Heute, am 31. Oktober 2023, ist die spanische Kronprinzessin volljährig geworden. Feierlich schwor sie im Madrider Parlament ihre Treue auf die spanische Verfassung. Es war ein wichtiger formaler Akt, mit dem die Grundlage für den Fortbestand der spanischen Monarchie gelegt wurde.
Von nun an wird sie auch offiziell ihren Vater vertreten können und diesen sogar als Staatsoberhaupt ersetzen, sollte ihm etwas zustoßen. Während für viele Jugendliche die Volljährigkeit der Start in eine selbstbestimmte Freiheit ist, beginnt für die Kronprinzessin hingegen der vorgesehene Weg zum spanischen Thron. Im Sommer 2021 verließ die oftmals verträumt wirkende Thronerbin das königliche Nest im Zarzuela-Palast im Nordwesten Madrids Richtung Wales. Hier absolvierte sie im Juni am UWC Atlantic Elite-College in Wales ihre Matura. Mitte August begann danach der Ernst des Lebens und die Vorbereitung auf ihre zukünftigen königlichen Pflichten mit der Offiziersausbildung an der Militärakademie in Saragossa.

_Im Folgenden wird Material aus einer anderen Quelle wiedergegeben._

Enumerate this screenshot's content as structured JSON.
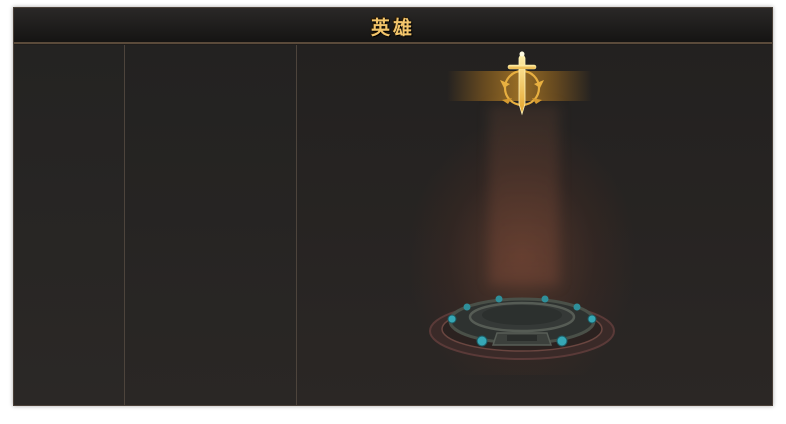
{
  "window": {
    "title": "英雄"
  },
  "colors": {
    "title_gold": "#f3c56b",
    "panel_bg": "#1f1d1c",
    "divider": "#4d443c",
    "gem_teal": "#36a7b5"
  },
  "icons": {
    "hero_emblem": "sword-emblem-icon",
    "summon_pedestal": "pedestal-icon"
  }
}
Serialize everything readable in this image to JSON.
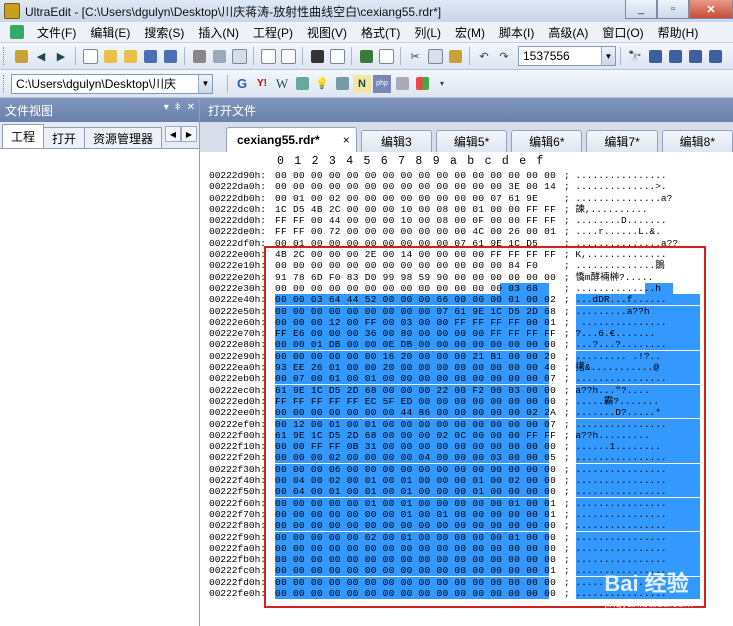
{
  "window": {
    "title": "UltraEdit - [C:\\Users\\dgulyn\\Desktop\\川庆蒋涛-放射性曲线空白\\cexiang55.rdr*]",
    "buttons": [
      "_",
      "▫",
      "✕"
    ]
  },
  "menu": [
    "文件(F)",
    "编辑(E)",
    "搜索(S)",
    "插入(N)",
    "工程(P)",
    "视图(V)",
    "格式(T)",
    "列(L)",
    "宏(M)",
    "脚本(I)",
    "高级(A)",
    "窗口(O)",
    "帮助(H)"
  ],
  "toolbar": {
    "goto_value": "1537556",
    "path_combo": "C:\\Users\\dgulyn\\Desktop\\川庆"
  },
  "left_panel": {
    "title": "文件视图",
    "tabs": [
      "工程",
      "打开",
      "资源管理器"
    ]
  },
  "right_panel": {
    "title": "打开文件",
    "active_tab": "cexiang55.rdr*",
    "tab_close": "×",
    "tabs": [
      "编辑3",
      "编辑5*",
      "编辑6*",
      "编辑7*",
      "编辑8*"
    ]
  },
  "hex_header": [
    "0",
    "1",
    "2",
    "3",
    "4",
    "5",
    "6",
    "7",
    "8",
    "9",
    "a",
    "b",
    "c",
    "d",
    "e",
    "f"
  ],
  "hex_rows": [
    {
      "addr": "00222d90h:",
      "bytes": "00 00 00 00 00 00 00 00 00 00 00 00 00 00 00 00",
      "ascii": "; ................"
    },
    {
      "addr": "00222da0h:",
      "bytes": "00 00 00 00 00 00 00 00 00 00 00 00 00 3E 00 14",
      "ascii": "; ..............>."
    },
    {
      "addr": "00222db0h:",
      "bytes": "00 01 00 02 00 00 00 00 00 00 00 00 07 61 9E",
      "ascii": "; ...............a?"
    },
    {
      "addr": "00222dc0h:",
      "bytes": "1C D5 4B 2C 00 00 00 10 00 08 00 01 00 00 FF FF",
      "ascii": "; 諫,.........."
    },
    {
      "addr": "00222dd0h:",
      "bytes": "FF FF 00 44 00 00 00 10 00 08 00 0F 00 00 FF FF",
      "ascii": "; ........D......."
    },
    {
      "addr": "00222de0h:",
      "bytes": "FF FF 00 72 00 00 00 00 00 00 00 4C 00 26 00 01",
      "ascii": "; ....r......L.&."
    },
    {
      "addr": "00222df0h:",
      "bytes": "00 01 00 00 00 00 00 00 00 00 07 61 9E 1C D5",
      "ascii": "; ...............a??"
    },
    {
      "addr": "00222e00h:",
      "bytes": "4B 2C 00 00 00 2E 00 14 00 00 00 00 FF FF FF FF",
      "ascii": "; K,.............."
    },
    {
      "addr": "00222e10h:",
      "bytes": "00 00 00 00 00 00 00 00 00 00 00 00 00 84 F0",
      "ascii": "; ..............鶵"
    },
    {
      "addr": "00222e20h:",
      "bytes": "91 78 6D F0 83 D0 99 98 59 90 00 00 00 00 00 00",
      "ascii": "; 憍m酵裲榊?....."
    },
    {
      "addr": "00222e30h:",
      "bytes": "00 00 00 00 00 00 00 00 00 00 00 00 00 03 68",
      "ascii": "; ..............h",
      "sel": [
        13,
        16
      ]
    },
    {
      "addr": "00222e40h:",
      "bytes": "00 00 03 64 44 52 00 00 00 66 00 00 00 01 00 02",
      "ascii": "; ...dDR...f......",
      "sel": [
        0,
        16
      ]
    },
    {
      "addr": "00222e50h:",
      "bytes": "00 00 00 00 00 00 00 00 00 07 61 9E 1C D5 2D 68",
      "ascii": "; .........a??h",
      "sel": [
        0,
        16
      ]
    },
    {
      "addr": "00222e60h:",
      "bytes": "00 00 00 12 00 FF 00 03 00 00 FF FF FF FF 00 01",
      "ascii": ";  ...............",
      "sel": [
        0,
        16
      ]
    },
    {
      "addr": "00222e70h:",
      "bytes": "FF E6 00 00 00 36 00 80 00 00 00 00 FF FF FF FF",
      "ascii": "; ?...6.€.......",
      "sel": [
        0,
        16
      ]
    },
    {
      "addr": "00222e80h:",
      "bytes": "00 00 01 DB 00 00 0E DB 00 00 00 00 00 00 00 00",
      "ascii": "; ...?...?........",
      "sel": [
        0,
        16
      ]
    },
    {
      "addr": "00222e90h:",
      "bytes": "00 00 00 00 00 00 16 20 00 00 00 21 B1 00 00 20",
      "ascii": "; ......... .!?..",
      "sel": [
        0,
        16
      ]
    },
    {
      "addr": "00222ea0h:",
      "bytes": "93 EE 26 01 00 00 20 00 00 00 00 00 00 00 00 40",
      "ascii": "; 擆&...........@",
      "sel": [
        0,
        16
      ]
    },
    {
      "addr": "00222eb0h:",
      "bytes": "00 07 00 01 00 01 00 00 00 00 00 00 00 00 00 07",
      "ascii": "; ................",
      "sel": [
        0,
        16
      ]
    },
    {
      "addr": "00222ec0h:",
      "bytes": "61 9E 1C D5 2D 68 00 00 00 22 00 F2 00 03 00 00",
      "ascii": "; a??h...\"?....",
      "sel": [
        0,
        16
      ]
    },
    {
      "addr": "00222ed0h:",
      "bytes": "FF FF FF FF FF EC 5F ED 00 00 00 00 00 00 00 00",
      "ascii": "; .....霸?.......",
      "sel": [
        0,
        16
      ]
    },
    {
      "addr": "00222ee0h:",
      "bytes": "00 00 00 00 00 00 00 44 86 00 00 00 00 00 02 2A",
      "ascii": "; .......D?.....*",
      "sel": [
        0,
        16
      ]
    },
    {
      "addr": "00222ef0h:",
      "bytes": "00 12 00 01 00 01 00 00 00 00 00 00 00 00 00 07",
      "ascii": "; ................",
      "sel": [
        0,
        16
      ]
    },
    {
      "addr": "00222f00h:",
      "bytes": "61 9E 1C D5 2D 68 00 00 00 02 0C 00 00 00 FF FF",
      "ascii": "; a??h.........",
      "sel": [
        0,
        16
      ]
    },
    {
      "addr": "00222f10h:",
      "bytes": "00 00 FF FF 0B 31 00 00 00 00 00 00 00 00 00 00",
      "ascii": "; ......1........",
      "sel": [
        0,
        16
      ]
    },
    {
      "addr": "00222f20h:",
      "bytes": "00 00 00 02 00 00 00 00 04 00 00 00 03 00 00 05",
      "ascii": "; ................",
      "sel": [
        0,
        16
      ]
    },
    {
      "addr": "00222f30h:",
      "bytes": "00 00 00 06 00 00 00 00 00 00 00 00 00 00 00 00",
      "ascii": "; ................",
      "sel": [
        0,
        16
      ]
    },
    {
      "addr": "00222f40h:",
      "bytes": "00 04 00 02 00 01 00 01 00 00 00 01 00 02 00 00",
      "ascii": "; ................",
      "sel": [
        0,
        16
      ]
    },
    {
      "addr": "00222f50h:",
      "bytes": "00 04 00 01 00 01 00 01 00 00 00 01 00 00 00 00",
      "ascii": "; ................",
      "sel": [
        0,
        16
      ]
    },
    {
      "addr": "00222f60h:",
      "bytes": "00 00 00 00 00 01 00 01 00 00 00 00 00 01 00 01",
      "ascii": "; ................",
      "sel": [
        0,
        16
      ]
    },
    {
      "addr": "00222f70h:",
      "bytes": "00 00 00 00 00 00 00 01 00 01 00 00 00 00 00 01",
      "ascii": "; ................",
      "sel": [
        0,
        16
      ]
    },
    {
      "addr": "00222f80h:",
      "bytes": "00 00 00 00 00 00 00 00 00 00 00 00 00 00 00 00",
      "ascii": "; ................",
      "sel": [
        0,
        16
      ]
    },
    {
      "addr": "00222f90h:",
      "bytes": "00 00 00 00 00 02 00 01 00 00 00 00 00 01 00 00",
      "ascii": "; ................",
      "sel": [
        0,
        16
      ]
    },
    {
      "addr": "00222fa0h:",
      "bytes": "00 00 00 00 00 00 00 00 00 00 00 00 00 00 00 00",
      "ascii": "; ................",
      "sel": [
        0,
        16
      ]
    },
    {
      "addr": "00222fb0h:",
      "bytes": "00 00 00 00 00 00 00 00 00 00 00 00 00 00 00 00",
      "ascii": "; ................",
      "sel": [
        0,
        16
      ]
    },
    {
      "addr": "00222fc0h:",
      "bytes": "00 00 00 00 00 00 00 00 00 00 00 00 00 00 00 01",
      "ascii": "; ................",
      "sel": [
        0,
        16
      ]
    },
    {
      "addr": "00222fd0h:",
      "bytes": "00 00 00 00 00 00 00 00 00 00 00 00 00 00 00 00",
      "ascii": "; ................",
      "sel": [
        0,
        16
      ]
    },
    {
      "addr": "00222fe0h:",
      "bytes": "00 00 00 00 00 00 00 00 00 00 00 00 00 00 00 00",
      "ascii": "; ................",
      "sel": [
        0,
        16
      ]
    }
  ],
  "watermark": {
    "brand": "Bai 经验",
    "url": "jingyan.baidu.com"
  },
  "colors": {
    "selection": "#3399ff",
    "highlight_box": "#d42020",
    "panel_header": "#7088b2"
  }
}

Drei Jahre lang wird sie alle drei Waffengattungen Heer, Marine und Luftwaffe durchlaufen. Nach dem Heer geht sie zur Luftwaffe nach Murcia und im Anschluss im nordspanischen Pontevedra auf dem Marineschulschiff „Juan Sebastian de Elcano“ zur Matrosin ausgebildet. Kein anderes europäisches Königskind ihrer Generation unterzieht sich einer derart langen Soldatenlehre. Diese Militärausbildung ist für Spaniens Thronerben nicht zuletzt deshalb üblich, weil der König oder die Königin nicht nur offizielles Staatsoberhaupt ist, sondern zugleich auch das Oberkommando des Militärs innehat. Auch Leonors Opa Juan Carlos und Vater König Felipe absolvierten eine dreijährige Militärausbildung.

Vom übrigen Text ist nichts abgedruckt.